İskoçya Birinci Ligi’nin isminin değişip, yerine İskoçya Premier Ligi isminin gelmesi 8 Kasım 1997’de gerçekleşmiş. O güne kadar iki lig (1. ve 2. lig) statüsünde oynanan organizasyon, 1997-1998 sezonundan itibaren ayrılmış. Asıl sebep olarak da büyük takımların maçlarına daha fazla seyirci ve kasalarına daha fazla para gelmesi olarak gösterilmiş. Daha önceki lig sisteminde sponsorlardan gelen para eşit olarak dağıtılırken, bu sistem ile birlikte değişen ve ortadan kalkan eşitlik anlayışı, büyük takımların avuç içlerinin kaşınmasına neden olmuş.
2000-2001 sezonunun başına kadar 10 takımla oynanan lig, o dönem itibari ile lig içinde bulunan takımların da arzusuyla 12 takıma çıkarılmış. 44 maçlık bir ligin önüne geçmek için ise ‘Split League Format’ dedikleri bir sistem geliştirmişler. Böylece öncelikle her takım, bir diğeri ile 3 maç yapıyor, 33 maç sona erdikten sonra da lig ikiye ayrılıyor. Lig içinde yapılan bu 3 maçın evde veya deplasmanda ne kadar oynanacağı ise kurada belirleniyor. 33 maç sonunda ikiye ayrılan ligde (ilk 6 ve son 6), her takım tek devreli 5 maç daha yapıyor. Bunun sonucunda toplam 38 maça ulaşılıyor.

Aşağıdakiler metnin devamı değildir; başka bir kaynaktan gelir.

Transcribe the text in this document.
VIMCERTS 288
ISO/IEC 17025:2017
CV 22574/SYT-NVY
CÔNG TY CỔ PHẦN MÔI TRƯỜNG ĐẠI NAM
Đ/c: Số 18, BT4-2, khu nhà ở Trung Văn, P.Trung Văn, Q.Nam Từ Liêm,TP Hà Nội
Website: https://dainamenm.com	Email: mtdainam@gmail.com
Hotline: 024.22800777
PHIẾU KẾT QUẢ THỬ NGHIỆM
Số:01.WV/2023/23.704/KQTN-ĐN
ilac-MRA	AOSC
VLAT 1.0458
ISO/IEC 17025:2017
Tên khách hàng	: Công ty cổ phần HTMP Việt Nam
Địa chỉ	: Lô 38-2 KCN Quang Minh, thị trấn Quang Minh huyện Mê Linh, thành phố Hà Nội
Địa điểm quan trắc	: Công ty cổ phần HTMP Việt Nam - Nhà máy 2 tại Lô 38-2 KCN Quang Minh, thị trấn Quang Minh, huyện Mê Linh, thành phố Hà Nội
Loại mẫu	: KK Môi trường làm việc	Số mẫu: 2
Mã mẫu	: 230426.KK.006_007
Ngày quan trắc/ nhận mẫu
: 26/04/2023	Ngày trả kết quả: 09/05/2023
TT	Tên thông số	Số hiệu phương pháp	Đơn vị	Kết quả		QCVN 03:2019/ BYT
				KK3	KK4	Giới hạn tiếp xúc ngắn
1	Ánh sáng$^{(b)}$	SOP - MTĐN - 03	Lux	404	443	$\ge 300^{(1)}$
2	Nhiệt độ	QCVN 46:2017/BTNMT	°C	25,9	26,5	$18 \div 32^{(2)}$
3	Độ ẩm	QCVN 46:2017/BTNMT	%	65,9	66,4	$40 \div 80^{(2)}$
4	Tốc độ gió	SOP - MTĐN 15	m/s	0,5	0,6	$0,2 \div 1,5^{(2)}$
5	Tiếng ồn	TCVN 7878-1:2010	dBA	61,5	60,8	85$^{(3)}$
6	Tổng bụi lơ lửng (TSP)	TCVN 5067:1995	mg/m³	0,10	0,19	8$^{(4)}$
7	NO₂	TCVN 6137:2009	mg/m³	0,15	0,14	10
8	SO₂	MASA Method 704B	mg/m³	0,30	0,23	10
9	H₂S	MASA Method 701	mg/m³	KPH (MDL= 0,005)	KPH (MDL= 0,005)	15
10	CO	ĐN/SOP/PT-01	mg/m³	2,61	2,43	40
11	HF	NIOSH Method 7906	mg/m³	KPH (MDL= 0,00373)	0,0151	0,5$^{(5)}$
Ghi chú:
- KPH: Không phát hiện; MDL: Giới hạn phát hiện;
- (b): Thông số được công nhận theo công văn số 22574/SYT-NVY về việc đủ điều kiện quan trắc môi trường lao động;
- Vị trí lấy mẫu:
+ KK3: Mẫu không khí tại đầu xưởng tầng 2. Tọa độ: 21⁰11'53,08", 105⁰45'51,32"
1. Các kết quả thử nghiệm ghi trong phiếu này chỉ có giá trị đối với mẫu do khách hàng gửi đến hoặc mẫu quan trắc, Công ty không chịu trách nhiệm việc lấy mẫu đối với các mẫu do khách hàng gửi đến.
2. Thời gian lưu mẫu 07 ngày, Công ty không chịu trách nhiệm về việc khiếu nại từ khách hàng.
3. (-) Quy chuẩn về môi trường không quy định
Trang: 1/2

Bu sistem genellikle ligi 7. sırada bitiren takımların işine gelirken, 6. sırada bitirenler ise buna fena halde bozuluyorlar. Zira ligi 7. sırada bitiren takım nispeten daha kolay takımlar ile maç yaparken, 6. sıradaki ekibimiz en azından bir Rangers ve bir Celtic maçı oynamaya, deyim yerindeyse, hak kazanıyor…
İskoçya Birinci Ligi’ni ilk sırada bitiren ekip, Premier Lige çıkarken, Premier Lig sonuncusu, emin adımlarla Birinci Ligin yolunu tutuyor.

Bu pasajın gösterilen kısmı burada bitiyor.